„To nie do opisania uczucie widzieć coś, w co się brało udział, odkąd scena „słów na papierze” stała się rzeczywistością i została wystrzelona w przestrzeń kosmiczną” – powiedział Andy Cheng, jeden z kierowników dochodzenia DART w Johns Hopkins APL i osoba, która przyszła z pomysłem DART. „To dopiero koniec pierwszego aktu, a zespoły dochodzeniowe i inżynieryjne DART mają dużo pracy do wykonania w nadchodzącym roku, przygotowując się do głównego wydarzenia — kinetycznego wpływu DART na Dimorphos. Ale dzisiaj świętujemy!”
Pojedynczy instrument DART, Didymos Reconnaissance and Asteroid Camera for Optical nawigacji (DRACO), włączy się za tydzień i dostarczy pierwsze zdjęcia ze statku kosmicznego. DART będzie nadal przemieszczał się poza orbitą Ziemi wokół Słońca przez następne 10 miesięcy, aż Didymos i Dimorphos znajdą się stosunkowo blisko 6.8 milionów kilometrów od Ziemi.

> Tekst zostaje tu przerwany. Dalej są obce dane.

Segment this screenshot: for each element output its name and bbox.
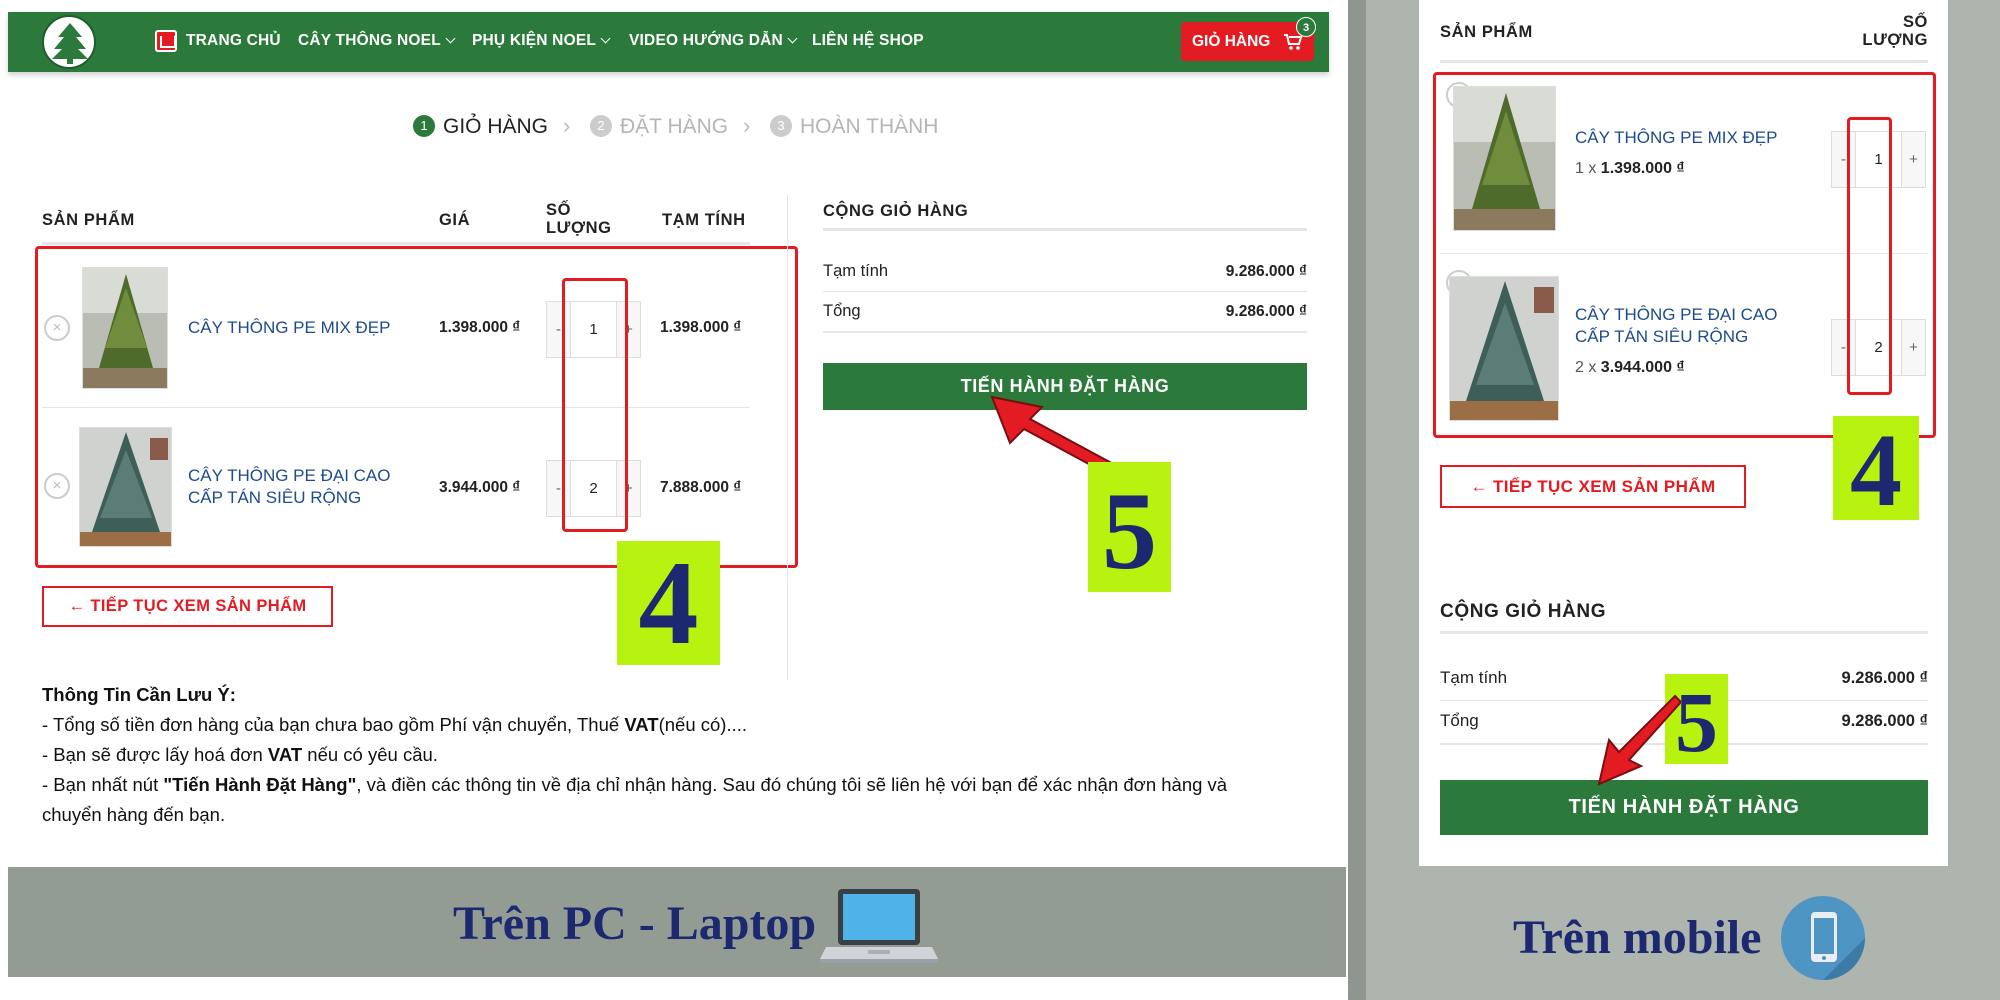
totals-row-divider [823, 331, 1307, 333]
pc-view: Trang chủ Cây thông noel Phụ kiện noel V… [0, 0, 1348, 1000]
totals-subtotal-value: 9.286.000 ₫ [1225, 263, 1307, 280]
step-order: 2 Đặt hàng [590, 115, 728, 140]
notes-line: chuyển hàng đến bạn. [42, 804, 226, 825]
nav-accessories-label: Phụ kiện noel [472, 32, 597, 49]
cart-count-badge: 3 [1296, 17, 1316, 37]
cart-button-label: Giỏ hàng [1192, 33, 1271, 50]
cart-totals-title: Cộng giỏ hàng [823, 202, 969, 220]
step-label: Giỏ hàng [443, 115, 549, 138]
home-icon[interactable] [155, 30, 177, 52]
header-product: Sản phẩm [42, 211, 135, 229]
nav-christmas-trees-label: Cây thông noel [298, 32, 441, 49]
notes-text: (nếu có).... [658, 714, 748, 735]
chevron-down-icon [787, 33, 798, 44]
nav-accessories[interactable]: Phụ kiện noel [472, 32, 611, 50]
mobile-view: Sản phẩm Sốlượng × CÂY THÔNG PE MIX ĐẸP … [1366, 0, 2000, 1000]
notes-line: - Bạn sẽ được lấy hoá đơn VAT nếu có yêu… [42, 740, 1292, 770]
nav-home[interactable]: Trang chủ [186, 32, 281, 50]
notes-block: Thông Tin Cần Lưu Ý: - Tổng số tiền đơn … [42, 680, 1292, 830]
totals-total-label: Tổng [1440, 711, 1479, 730]
highlight-box-products [35, 246, 798, 568]
mobile-cart-card: Sản phẩm Sốlượng × CÂY THÔNG PE MIX ĐẸP … [1419, 0, 1948, 866]
header-product: Sản phẩm [1440, 23, 1533, 41]
header-quantity: Số lượng [546, 201, 612, 237]
phone-icon [1781, 896, 1865, 980]
step-separator: › [563, 113, 571, 138]
annotation-badge-5: 5 [1088, 462, 1171, 592]
notes-line: - Bạn nhất nút "Tiến Hành Đặt Hàng", và … [42, 770, 1292, 800]
arrow-icon [1597, 694, 1681, 786]
nav-videos[interactable]: Video hướng dẫn [629, 32, 798, 50]
view-separator [1348, 0, 1366, 1000]
notes-text: , và điền các thông tin về địa chỉ nhận … [356, 774, 1228, 795]
header-subtotal: Tạm tính [662, 211, 746, 229]
totals-total-value: 9.286.000 ₫ [1841, 712, 1928, 730]
continue-shopping-button[interactable]: ← Tiếp tục xem sản phẩm [42, 586, 333, 627]
notes-text: - Tổng số tiền đơn hàng của bạn chưa bao… [42, 714, 625, 735]
tree-logo-icon[interactable] [42, 15, 96, 69]
annotation-badge-4: 4 [1833, 416, 1919, 526]
notes-bold: VAT [267, 744, 303, 765]
step-number: 1 [413, 115, 435, 137]
totals-total-label: Tổng [823, 302, 861, 320]
column-divider [787, 195, 788, 680]
annotation-badge-4: 4 [617, 541, 720, 665]
header-quantity: Số lượng [1840, 13, 1928, 49]
step-complete: 3 Hoàn thành [770, 115, 938, 140]
header-quantity-line: lượng [546, 219, 612, 237]
pc-banner: Trên PC - Laptop [8, 867, 1346, 977]
highlight-box-quantity [1847, 117, 1892, 395]
header-divider [42, 242, 750, 245]
totals-subtotal-label: Tạm tính [1440, 668, 1508, 687]
highlight-box-quantity [562, 278, 628, 532]
totals-subtotal-label: Tạm tính [823, 262, 889, 280]
notes-text: - Bạn sẽ được lấy hoá đơn [42, 744, 268, 765]
header-quantity-line: Số [1902, 13, 1928, 31]
notes-bold: VAT [624, 714, 659, 735]
step-label: Đặt hàng [620, 115, 729, 138]
step-number: 2 [590, 115, 612, 137]
continue-shopping-button[interactable]: ← Tiếp tục xem sản phẩm [1440, 465, 1746, 508]
step-label: Hoàn thành [800, 115, 939, 138]
totals-total-value: 9.286.000 ₫ [1225, 303, 1307, 320]
cart-button[interactable]: Giỏ hàng 3 [1181, 17, 1316, 61]
pc-banner-text: Trên PC - Laptop [453, 897, 817, 950]
header-price: Giá [439, 211, 471, 229]
notes-text: nếu có yêu cầu. [302, 744, 438, 765]
nav-contact[interactable]: Liên hệ shop [812, 32, 924, 50]
header-divider [1440, 60, 1928, 63]
header-quantity-line: lượng [1862, 31, 1928, 49]
step-cart: 1 Giỏ hàng [413, 115, 548, 140]
chevron-down-icon [600, 33, 611, 44]
main-nav: Trang chủ Cây thông noel Phụ kiện noel V… [8, 12, 1329, 72]
cart-totals-title: Cộng giỏ hàng [1440, 601, 1607, 622]
totals-divider [823, 228, 1307, 231]
nav-videos-label: Video hướng dẫn [629, 32, 783, 49]
cart-icon [1284, 34, 1303, 50]
notes-text: - Bạn nhất nút [42, 774, 164, 795]
totals-divider [1440, 631, 1928, 634]
totals-subtotal-value: 9.286.000 ₫ [1841, 669, 1928, 687]
notes-line: - Tổng số tiền đơn hàng của bạn chưa bao… [42, 710, 1292, 740]
notes-title-text: Thông Tin Cần Lưu Ý: [42, 684, 236, 705]
laptop-icon [820, 889, 938, 963]
totals-row-divider [823, 291, 1307, 292]
header-quantity-line: Số [546, 201, 572, 219]
mobile-banner-text: Trên mobile [1513, 911, 1762, 964]
step-separator: › [743, 113, 751, 138]
step-number: 3 [770, 115, 792, 137]
notes-bold: "Tiến Hành Đặt Hàng" [163, 774, 357, 795]
chevron-down-icon [445, 33, 456, 44]
nav-christmas-trees[interactable]: Cây thông noel [298, 32, 456, 50]
checkout-button[interactable]: Tiến hành đặt hàng [1440, 780, 1928, 835]
notes-title: Thông Tin Cần Lưu Ý: [42, 680, 1292, 710]
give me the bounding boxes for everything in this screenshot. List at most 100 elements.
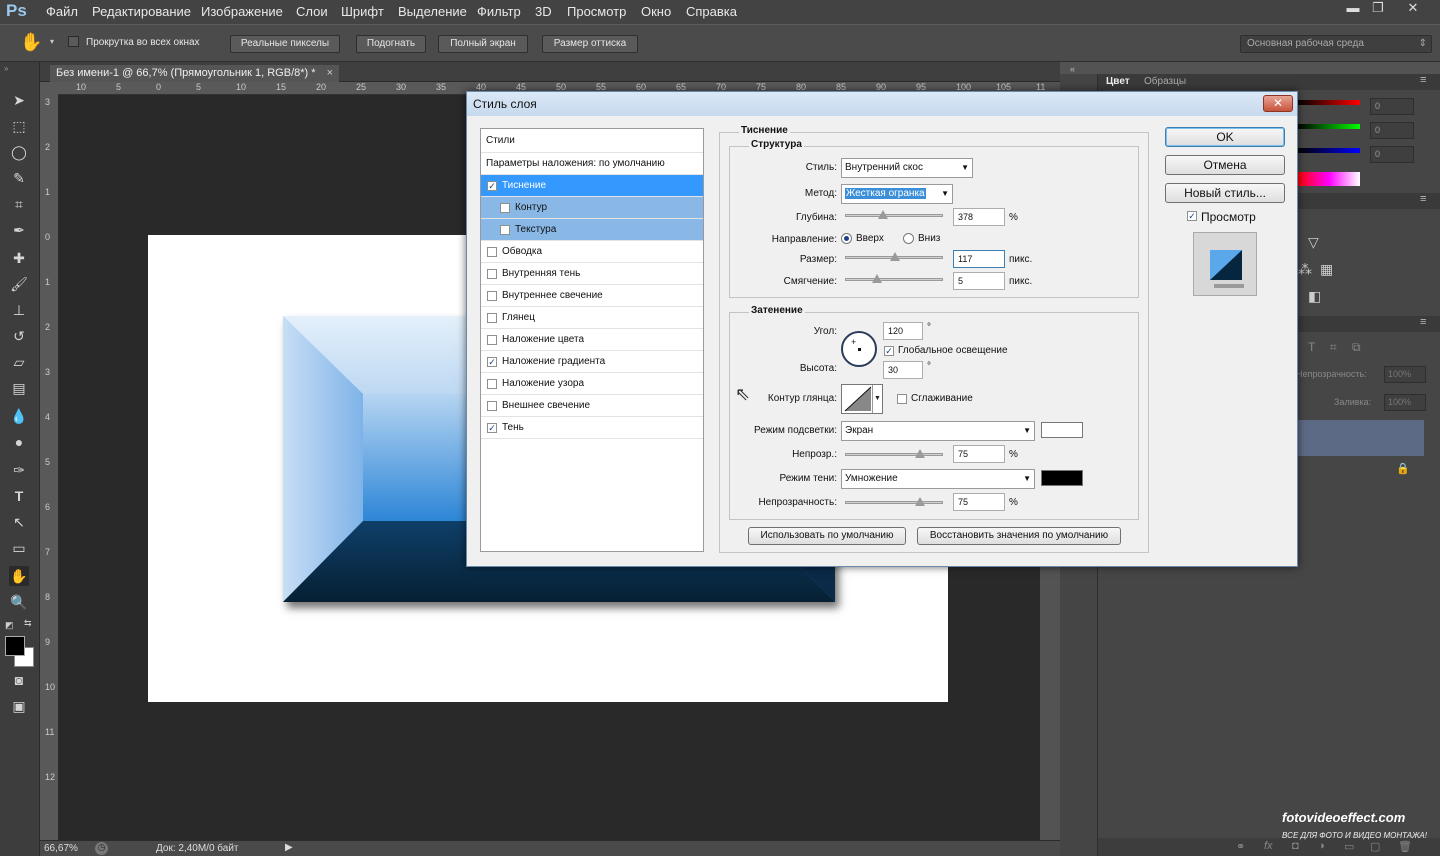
dodge-tool-icon[interactable]: ● (9, 432, 29, 452)
blur-tool-icon[interactable]: 💧 (9, 406, 29, 426)
crop-tool-icon[interactable]: ⌗ (9, 194, 29, 214)
dialog-close-button[interactable]: ✕ (1263, 95, 1293, 112)
menu-edit[interactable]: Редактирование (92, 4, 191, 19)
menu-3d[interactable]: 3D (535, 4, 552, 19)
quick-select-tool-icon[interactable]: ✎ (9, 168, 29, 188)
menu-view[interactable]: Просмотр (567, 4, 626, 19)
filter-shape-icon[interactable]: ⌗ (1330, 340, 1337, 355)
shadow-opacity-thumb[interactable] (915, 497, 925, 506)
new-layer-icon[interactable]: ▢ (1370, 840, 1380, 853)
style-item[interactable]: Наложение цвета (481, 329, 703, 351)
gradient-map-icon[interactable]: ▽ (1308, 234, 1319, 251)
style-item[interactable]: ✓ Наложение градиента (481, 351, 703, 373)
shadow-opacity-slider[interactable] (845, 497, 943, 506)
style-item-checkbox[interactable] (487, 313, 497, 323)
highlight-color-swatch[interactable] (1041, 422, 1083, 438)
red-value-field[interactable]: 0 (1370, 98, 1414, 115)
direction-down-radio[interactable] (903, 233, 914, 244)
group-icon[interactable]: ▭ (1344, 840, 1354, 853)
highlight-opacity-thumb[interactable] (915, 449, 925, 458)
depth-slider[interactable] (845, 210, 943, 219)
soften-input[interactable]: 5 (953, 272, 1005, 290)
style-item-checkbox[interactable] (487, 291, 497, 301)
style-item[interactable]: Обводка (481, 241, 703, 263)
color-spectrum-bar[interactable] (1298, 172, 1360, 186)
highlight-opacity-input[interactable]: 75 (953, 445, 1005, 463)
style-item[interactable]: Контур (481, 197, 703, 219)
menu-filter[interactable]: Фильтр (477, 4, 521, 19)
altitude-input[interactable]: 30 (883, 361, 923, 379)
layer-row-selected[interactable] (1298, 420, 1424, 456)
new-style-button[interactable]: Новый стиль... (1165, 183, 1285, 203)
menu-help[interactable]: Справка (686, 4, 737, 19)
hand-tool-active-icon[interactable]: ✋ (9, 566, 29, 586)
menu-layers[interactable]: Слои (296, 4, 328, 19)
status-menu-arrow-icon[interactable]: ▶ (285, 842, 293, 853)
style-item-checkbox[interactable] (500, 203, 510, 213)
global-light-checkbox[interactable]: ✓ (884, 346, 894, 356)
collapse-icon[interactable]: » (4, 64, 8, 73)
blending-options-item[interactable]: Параметры наложения: по умолчанию (481, 153, 703, 175)
collapse-panels-icon[interactable]: « (1070, 64, 1075, 74)
document-tab[interactable]: Без имени-1 @ 66,7% (Прямоугольник 1, RG… (50, 65, 340, 82)
highlight-mode-select[interactable]: Экран ▼ (841, 421, 1035, 441)
link-layers-icon[interactable]: ⚭ (1236, 840, 1245, 853)
tab-color[interactable]: Цвет (1106, 76, 1130, 87)
layers-menu-icon[interactable]: ≡ (1420, 316, 1426, 328)
zoom-tool-icon[interactable]: 🔍 (9, 592, 29, 612)
maximize-icon[interactable]: ❐ (1365, 0, 1391, 18)
selective-color-icon[interactable]: ◧ (1308, 288, 1321, 305)
soften-slider-thumb[interactable] (872, 274, 882, 283)
fit-screen-button[interactable]: Подогнать (356, 35, 426, 53)
depth-slider-thumb[interactable] (878, 210, 888, 219)
style-item[interactable]: Внутренняя тень (481, 263, 703, 285)
style-item-checkbox[interactable] (487, 247, 497, 257)
style-item-checkbox[interactable]: ✓ (487, 181, 497, 191)
type-tool-icon[interactable]: T (9, 486, 29, 506)
panel-menu-icon[interactable]: ≡ (1420, 74, 1426, 86)
foreground-color-swatch[interactable] (5, 636, 25, 656)
swap-colors-icon[interactable]: ⇆ (24, 618, 32, 629)
menu-select[interactable]: Выделение (398, 4, 467, 19)
color-lookup-icon[interactable]: ▦ (1320, 261, 1333, 278)
depth-input[interactable]: 378 (953, 208, 1005, 226)
lasso-tool-icon[interactable]: ◯ (9, 142, 29, 162)
filter-smart-icon[interactable]: ⧉ (1352, 340, 1361, 355)
style-item[interactable]: ✓ Тиснение (481, 175, 703, 197)
shape-tool-icon[interactable]: ▭ (9, 538, 29, 558)
style-item-checkbox[interactable]: ✓ (487, 357, 497, 367)
red-slider[interactable] (1298, 100, 1360, 105)
adjustments-menu-icon[interactable]: ≡ (1420, 193, 1426, 205)
method-select[interactable]: Жесткая огранка ▼ (841, 184, 953, 204)
style-item[interactable]: Текстура (481, 219, 703, 241)
preview-checkbox[interactable]: ✓ (1187, 211, 1197, 221)
antialias-checkbox[interactable] (897, 394, 907, 404)
fill-field[interactable]: 100% (1384, 394, 1426, 411)
styles-header[interactable]: Стили (481, 129, 703, 153)
size-slider-thumb[interactable] (890, 252, 900, 261)
style-item[interactable]: Глянец (481, 307, 703, 329)
green-value-field[interactable]: 0 (1370, 122, 1414, 139)
status-info-icon[interactable]: ◷ (95, 842, 108, 855)
channel-mixer-icon[interactable]: ⁂ (1298, 261, 1312, 278)
angle-dial[interactable]: + (841, 331, 877, 367)
pen-tool-icon[interactable]: ✑ (9, 460, 29, 480)
style-item-checkbox[interactable] (487, 401, 497, 411)
add-mask-icon[interactable]: ◘ (1292, 840, 1299, 852)
shadow-color-swatch[interactable] (1041, 470, 1083, 486)
shadow-mode-select[interactable]: Умножение ▼ (841, 469, 1035, 489)
adjustment-layer-icon[interactable]: ◑ (1318, 840, 1325, 852)
healing-brush-tool-icon[interactable]: ✚ (9, 248, 29, 268)
size-slider[interactable] (845, 252, 943, 261)
gradient-tool-icon[interactable]: ▤ (9, 378, 29, 398)
size-input[interactable]: 117 (953, 250, 1005, 268)
marquee-tool-icon[interactable]: ⬚ (9, 116, 29, 136)
style-item-checkbox[interactable] (487, 379, 497, 389)
reset-default-button[interactable]: Восстановить значения по умолчанию (917, 527, 1121, 545)
dialog-titlebar[interactable]: Стиль слоя ✕ (467, 92, 1297, 116)
green-slider[interactable] (1298, 124, 1360, 129)
delete-layer-icon[interactable]: 🗑 (1398, 840, 1412, 853)
tab-swatches[interactable]: Образцы (1144, 76, 1186, 87)
angle-input[interactable]: 120 (883, 322, 923, 340)
print-size-button[interactable]: Размер оттиска (542, 35, 638, 53)
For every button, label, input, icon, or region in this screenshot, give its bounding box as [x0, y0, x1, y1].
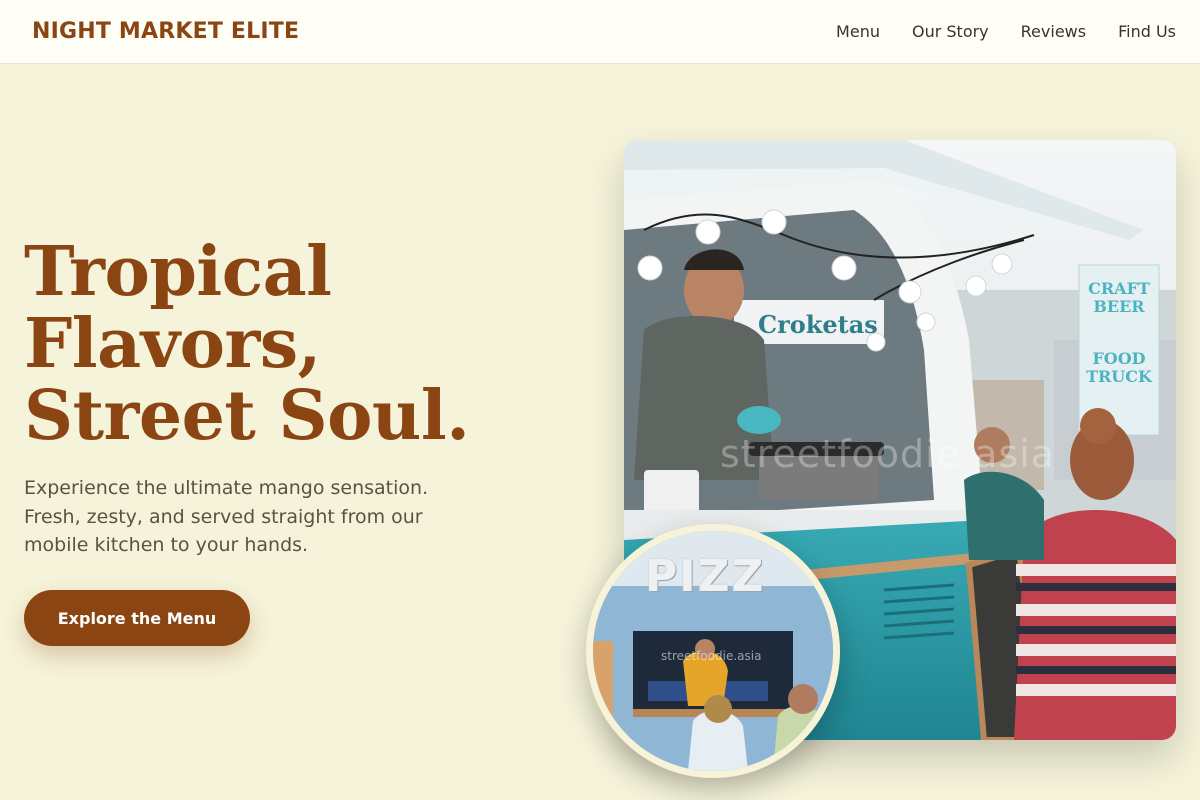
- image-watermark: streetfoodie.asia: [720, 432, 1056, 476]
- site-header: NIGHT MARKET ELITE Menu Our Story Review…: [0, 0, 1200, 64]
- croketas-sign: Croketas: [758, 310, 878, 339]
- hero-title: Tropical Flavors, Street Soul.: [24, 236, 544, 452]
- nav-link-our-story[interactable]: Our Story: [912, 22, 989, 41]
- brand-logo[interactable]: NIGHT MARKET ELITE: [32, 19, 299, 44]
- pizza-sign: PIZZ: [645, 551, 766, 602]
- explore-menu-button[interactable]: Explore the Menu: [24, 590, 250, 646]
- circle-image-watermark: streetfoodie.asia: [661, 649, 762, 663]
- hero-subtitle: Experience the ultimate mango sensation.…: [24, 477, 429, 556]
- nav-link-find-us[interactable]: Find Us: [1118, 22, 1176, 41]
- food-truck-sign: FOOD TRUCK: [1086, 349, 1152, 386]
- hero-title-line-2: Flavors,: [24, 304, 321, 384]
- nav-link-menu[interactable]: Menu: [836, 22, 880, 41]
- hero-title-line-3: Street Soul.: [24, 376, 470, 456]
- craft-beer-sign: CRAFT BEER: [1088, 279, 1150, 316]
- nav-link-reviews[interactable]: Reviews: [1021, 22, 1086, 41]
- hero-title-line-1: Tropical: [24, 232, 332, 312]
- hero-circle-image: PIZZ streetfoodie.asia: [586, 524, 840, 778]
- main-nav: Menu Our Story Reviews Find Us: [836, 22, 1176, 41]
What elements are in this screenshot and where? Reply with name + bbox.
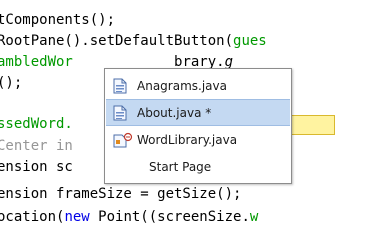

Zaawansowany system naprowadzania, nawigacji i kontroli, współpracujący z algorytmami zwanymi autonomiczną nawigacją w czasie rzeczywistym przy manewrowaniu małymi ciałami (SMART Nav), umożliwi statkowi kosmicznemu DART identyfikację i rozróżnienie obu asteroid. Następnie system skieruje statek kosmiczny w stronę Dimorphos. Cały proces nastąpi w ciągu mniej więcej godziny od uderzenia.
Johns Hopkins APL zarządza misją DART dla Biura Koordynacji Obrony Planetarnej NASA w ramach projektu Biura Programu Misji Planetarnych tej agencji. NASA zapewnia wsparcie misji z kilku ośrodków, w tym Jet Propulsion Laboratory w południowej Kalifornii, Goddard Space Flight Center w Greenbelt w stanie Maryland, Johnson Space Center w Houston, Glenn Research Center w Cleveland i Langley Research Center w Hampton w Wirginii. Wyniesieniem zarządza program NASA Launch Services Program, którego siedziba znajduje się w Kennedy Space Center na Florydzie. SpaceX jest dostawcą usług startowych dla misji DART.